A new study challenges the foundational claim of prediction markets—that broad participation harnesses collective wisdom to forecast outcomes accurately. Researchers found that just 3% of traders account for most price discovery on Polymarket, meaning a tiny group of informed participants moves prices toward correct outcomes while the vast majority loses money.
Market Context
Prediction markets like Polymarket and Kalshi have grown into multi-billion dollar platforms where traders wager on everything from election results to corporate earnings to geopolitical events. The industry has long argued that these markets work because aggregating many participants' beliefs produces accurate forecasts—a concept rooted in the 'wisdom of crowds' theory. But this new research suggests accuracy depends not on crowd participation but on a small, skilled minority.
Analysis
The study, a working paper from Roberto Gómez-Cram and Yun Guo of London Business School along with Theis Ingerslev Jensen and Howard Kung of Yale, analyzed every Polymarket trade from 2023 to 2025—spanning 1.72 million accounts and $13.76 billion in trading volume. The researchers directly tested whether broad participation drives market accuracy or whether a concentrated group of informed traders does the heavy lifting.

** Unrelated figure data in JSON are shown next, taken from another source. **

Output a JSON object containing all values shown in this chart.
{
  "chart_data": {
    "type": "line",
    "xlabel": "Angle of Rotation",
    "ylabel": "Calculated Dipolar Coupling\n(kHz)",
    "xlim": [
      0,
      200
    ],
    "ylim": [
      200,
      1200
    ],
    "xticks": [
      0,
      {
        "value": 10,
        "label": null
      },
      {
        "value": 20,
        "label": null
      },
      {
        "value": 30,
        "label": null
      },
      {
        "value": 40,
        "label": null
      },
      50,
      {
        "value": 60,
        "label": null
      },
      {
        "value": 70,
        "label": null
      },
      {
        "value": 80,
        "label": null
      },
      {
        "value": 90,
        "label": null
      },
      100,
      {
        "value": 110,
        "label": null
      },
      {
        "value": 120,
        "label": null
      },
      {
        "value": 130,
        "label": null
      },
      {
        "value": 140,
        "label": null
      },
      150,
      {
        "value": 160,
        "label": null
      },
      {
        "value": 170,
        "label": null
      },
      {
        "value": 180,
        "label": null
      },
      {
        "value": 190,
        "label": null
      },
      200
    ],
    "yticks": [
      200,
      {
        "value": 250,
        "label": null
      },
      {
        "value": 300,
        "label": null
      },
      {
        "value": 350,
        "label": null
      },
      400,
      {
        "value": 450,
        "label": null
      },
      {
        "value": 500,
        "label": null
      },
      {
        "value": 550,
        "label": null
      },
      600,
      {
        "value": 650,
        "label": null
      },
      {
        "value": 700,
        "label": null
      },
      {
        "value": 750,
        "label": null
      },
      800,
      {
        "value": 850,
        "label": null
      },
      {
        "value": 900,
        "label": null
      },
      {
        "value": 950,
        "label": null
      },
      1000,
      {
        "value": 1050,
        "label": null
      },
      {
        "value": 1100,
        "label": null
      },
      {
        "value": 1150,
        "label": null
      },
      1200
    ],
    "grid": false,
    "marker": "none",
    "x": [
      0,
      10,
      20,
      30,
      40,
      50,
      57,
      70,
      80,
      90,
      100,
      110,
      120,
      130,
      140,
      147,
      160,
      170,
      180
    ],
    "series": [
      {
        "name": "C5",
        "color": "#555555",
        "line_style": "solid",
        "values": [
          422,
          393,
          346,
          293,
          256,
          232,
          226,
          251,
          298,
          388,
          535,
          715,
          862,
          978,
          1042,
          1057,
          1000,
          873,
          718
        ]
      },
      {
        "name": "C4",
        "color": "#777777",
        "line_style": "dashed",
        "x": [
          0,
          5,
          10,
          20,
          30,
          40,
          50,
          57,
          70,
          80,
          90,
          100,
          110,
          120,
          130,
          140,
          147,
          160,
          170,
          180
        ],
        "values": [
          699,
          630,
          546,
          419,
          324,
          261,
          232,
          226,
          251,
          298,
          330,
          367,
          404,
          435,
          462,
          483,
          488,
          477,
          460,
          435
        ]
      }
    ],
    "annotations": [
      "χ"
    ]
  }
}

The findings support the latter view. These 3% of traders consistently predict outcomes correctly and shift prices in the right direction. The remaining 97% provide liquidity and generate volume but, in aggregate, sit on the losing side of trades against this informed minority. Their losses directly fund the skilled traders' profits.
Distinguishing skill from luck presented a methodological challenge. With over a million traders, many apparent winners could simply be statistical outliers. To filter noise from genuine edge, the authors reran each trader's bets 10,000 times, swapping every position's direction via coin flip while keeping markets, timing, and dollar amounts constant. This created a benchmark for random performance. Traders whose actual results consistently beat the coin flip demonstrated skill; those who did not were classified as lucky rather than skilled.
The numbers are stark: among the biggest winners by raw profit, only 12% beat the benchmark. Many apparent winners didn't maintain their status—roughly 60% of "lucky winners" turned into losers when checked against a separate sample of events.
Skilled traders prove most valuable in moments that matter. Their activity improves market accuracy most significantly in the final stretch before resolution, and they react first when new information hits—whether Federal Reserve announcements or corporate earnings releases—while other traders show little consistent reaction.
The same edge making skilled traders valuable to price discovery raises uncomfortable questions about information integrity. Both Polymarket and Kalshi prohibit trading on non-public information, but the researchers documented a concrete case: the U.S. removal of Nicolás Maduro from power in Venezuela in January 2026. In the days before the operation, three newly created Polymarket accounts placed unusually large bets—including orders of tens of thousands of shares—on a contract asking whether Maduro would be removed when the market priced odds at roughly 10%. After the raid occurred, these accounts collectively made more than $630,000. Two stopped trading entirely shortly after, and the third went mostly dormant. The researchers noted no evidence of wrongdoing on these accounts.
Insider trades, when they occur, move prices seven to 12 times more aggressively per dollar than typical skilled trades—but remain rare and concentrated in specific events rather than representing day-to-day market mechanics.
Key Numbers
- 1.72 million: Polymarket accounts analyzed in the study
- $13.76 billion: total trading volume examined from 2023-2025
- 3%: proportion of traders driving price discovery
- 12%: biggest winners by raw profit who beat the coin-flip benchmark
- 60%: share of 'lucky winners' who became losers when checked against separate event samples
- $630,000+: collective profits made by three accounts before Maduro's removal on Polymarket contracts priced at ~10% odds
What to Watch
Regulatory scrutiny of prediction markets may intensify following these findings. Polymarket and Kalshi have faced questions about their ability to detect non-public information trading despite explicit prohibitions. Traders should monitor whether platforms implement new surveillance mechanisms or disclosure requirements. For investors using prediction market prices as sentiment indicators, the study suggests they are largely tracking a skilled minority rather than true crowd wisdom—especially valuable context when assessing political betting markets ahead of elections or geopolitical contracts tied to sensitive events.
The researchers' methodology—using resampling techniques to separate skill from luck—may become a standard framework for evaluating trader edge across prediction and sports markets. Market operators could face pressure to disclose similar analyses publicly.